By Keith Schlosser
AI ambition has outpaced enterprise readiness. In this article, Keith Schlosser explains why many business-led AI pilots are faltering and what CIOs must do next. You will learn how to replace fragmented experimentation with governed platforms, stronger architecture, and a structured recovery framework that turns unstable initiatives into scalable advantage.
Forrester’s Predictions 2026: Tech Leadership report says one in four CIOs will be asked to step in and fix failed, business-led AI projects. It’s not a hypothetical; it’s already happening.
Across industries, teams launched AI pilots without the enterprise backbone to sustain them. Many organizations didn’t have robust architectures, data governance, or even security boundaries in place before spinning up a dozen experiments. Some projects included IT input, but many didn’t—and as a result, the technical work never happened or was incomplete. What looked like innovation on paper quickly became a tangle of shadow integrations, brittle prompts, and ungoverned agents.
Now those projects are landing on the CIO’s desk with a familiar mandate: make it work—and make it safe.
From Chaos to Architecture
This isn’t the first time technology spread faster than its scaffolding. In the 1990s, departments rushed to deploy their own CRM systems. Pockets of value appeared, but the enterprise became fragmented and risky until IT stepped in to standardize and scale. The same pattern is playing out with AI.
CIOs are well positioned to stabilize what others started. The job now is to replace scattered experimentation with an architecture that provides context, control, and transparency across every AI initiative.
Why Platforms Are the Turning Point
When early AI pilots launched, there simply weren’t platforms to build on. Every team had to wire together its own stack—data pipelines, connectors, governance layers—from scratch. It was the only way to experiment, but it wasn’t sustainable.
That era is over. Purpose-built agentic AI platforms now exist to handle the heavy lifting: multi-model orchestration, observability, document preparation, and security. They let IT regain control of fragmented efforts without starting from zero.

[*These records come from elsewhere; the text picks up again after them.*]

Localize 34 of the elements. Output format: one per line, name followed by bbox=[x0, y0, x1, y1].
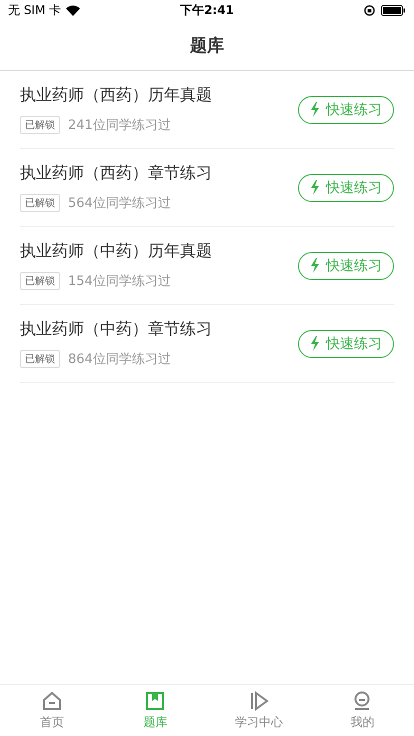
practice-count: 154位同学练习过 bbox=[68, 273, 171, 290]
quick-practice-button[interactable]: 快速练习 bbox=[298, 252, 394, 280]
unlocked-tag: 已解锁 bbox=[20, 350, 60, 368]
lightning-icon bbox=[310, 180, 320, 195]
unlocked-tag: 已解锁 bbox=[20, 272, 60, 290]
practice-count: 241位同学练习过 bbox=[68, 117, 171, 134]
home-icon bbox=[42, 690, 62, 710]
clock-text: 下午2:41 bbox=[180, 2, 234, 18]
lightning-icon bbox=[310, 336, 320, 351]
unlocked-tag: 已解锁 bbox=[20, 194, 60, 212]
rotation-lock-icon bbox=[364, 4, 375, 16]
lightning-icon bbox=[310, 102, 320, 117]
bookmark-icon bbox=[145, 690, 166, 710]
tab-bar-item[interactable]: 首页 bbox=[0, 685, 104, 736]
lightning-icon bbox=[310, 258, 320, 273]
carrier-text: 无 SIM 卡 bbox=[8, 2, 62, 18]
tab-bar-item[interactable]: 题库 bbox=[104, 685, 207, 736]
play-icon bbox=[248, 690, 269, 710]
tab-bar-item[interactable]: 我的 bbox=[310, 685, 414, 736]
user-icon bbox=[352, 690, 372, 710]
practice-count: 864位同学练习过 bbox=[68, 351, 171, 368]
item-title: 执业药师（西药）历年真题 bbox=[20, 85, 212, 106]
quick-practice-button[interactable]: 快速练习 bbox=[298, 330, 394, 358]
quick-practice-button[interactable]: 快速练习 bbox=[298, 174, 394, 202]
quick-practice-button[interactable]: 快速练习 bbox=[298, 96, 394, 124]
item-title: 执业药师（西药）章节练习 bbox=[20, 163, 212, 184]
practice-count: 564位同学练习过 bbox=[68, 195, 171, 212]
tab-bar-item[interactable]: 学习中心 bbox=[207, 685, 310, 736]
battery-icon bbox=[380, 4, 406, 16]
page-title: 题库 bbox=[190, 34, 224, 56]
unlocked-tag: 已解锁 bbox=[20, 116, 60, 134]
wifi-icon bbox=[66, 4, 80, 16]
item-title: 执业药师（中药）历年真题 bbox=[20, 241, 212, 262]
item-title: 执业药师（中药）章节练习 bbox=[20, 319, 212, 340]
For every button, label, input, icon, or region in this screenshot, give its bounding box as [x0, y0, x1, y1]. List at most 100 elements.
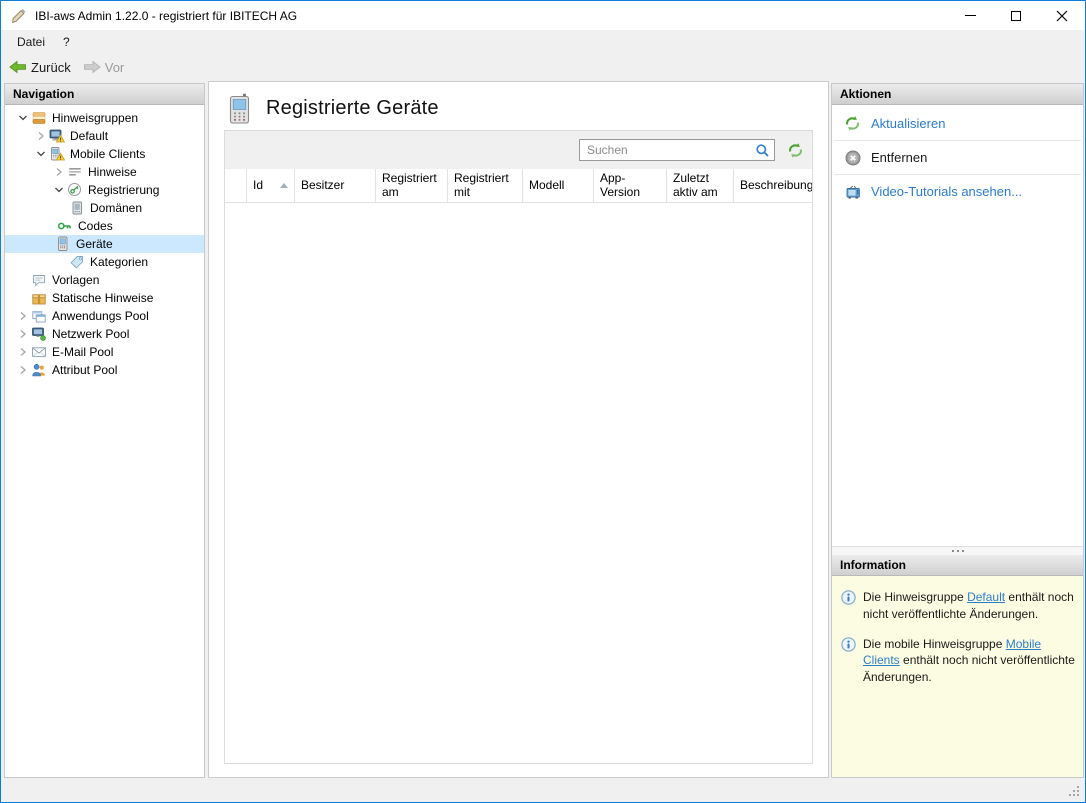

As Eric Barroca, CEO of Vertesia, recently wrote, “Wiring stacks together isn’t innovation—it’s plumbing.” Platforms like this give CIOs the foundation for the turnaround. They’re designed to wrap existing AI efforts with guardrails—central security, evaluation harnesses, and orchestration—so CIOs can skip the plumbing and focus on what matters: getting business outcomes from the systems already in motion.
This isn’t about slowing innovation. It’s about putting it on rails. The new job of IT leadership is to bring discipline to what’s already out there using the capabilities modern platforms provide:
- Governance at scale. Centralize security, authentication, and observability across every agent and model.
- Multi-model orchestration – The ability to use, compare, and switch across models (open or proprietary) as cost, speed, or performance shift.
- Document and content preparation – Structuring long-form, multimodal content into retrievable knowledge for more accurate results from LLMs.
- Context preservation. Ensure systems can retain and apply business knowledge securely, so results are grounded in enterprise reality.
- Workflow integration – Agents that span documents, APIs, and systems to complete multi-step work.
A Practical Six-Step Rescue Framework
Most rescue efforts start out messy. Inherited agents behave inconsistently, data pipelines are brittle, and no one knows what’s in production. The framework below gives CIOs a structured way to re-establish order and move from firefighting to sustained control.
While these steps can be executed manually, modern AI platforms make much of the groundwork—monitoring, orchestration, and evaluation—faster and safer to implement.
- Triage – Benchmark every existing agent’s accuracy, cost, and reliability.
- Govern – Eliminate shadow projects, define access controls, and enforce audit trails.
- Re-ground – Improve retrieval pipelines and tool constraints to stabilize outputs.
- Route – Add model rotation and A/B testing to balance speed, cost, and compliance.
- Observe – All agent actions, outputs, and applications across all departments.
- Scale – Template what works and promote it safely from pilot to production.
What Comes Next
The fix doesn’t require ripping and replacing every project that went sideways. It requires giving IT the tools, structure, and authority to govern what’s already been built—and the clarity to advise what should continue.
AI doesn’t fail because the models are bad; it fails because the systems around them aren’t ready—and because teams are fragmented, each working on their own siloed initiatives. Now, CIOs have both the technology and the mandate to correct that.
This is more than rescue work. It’s a strategic opening for IT to reset the enterprise AI agenda—moving from scattered, business-led pilots to a governed, outcome-driven platform model. The CIOs who seize that moment won’t just stabilize AI in their organizations—they’ll define how it’s run for the next decade.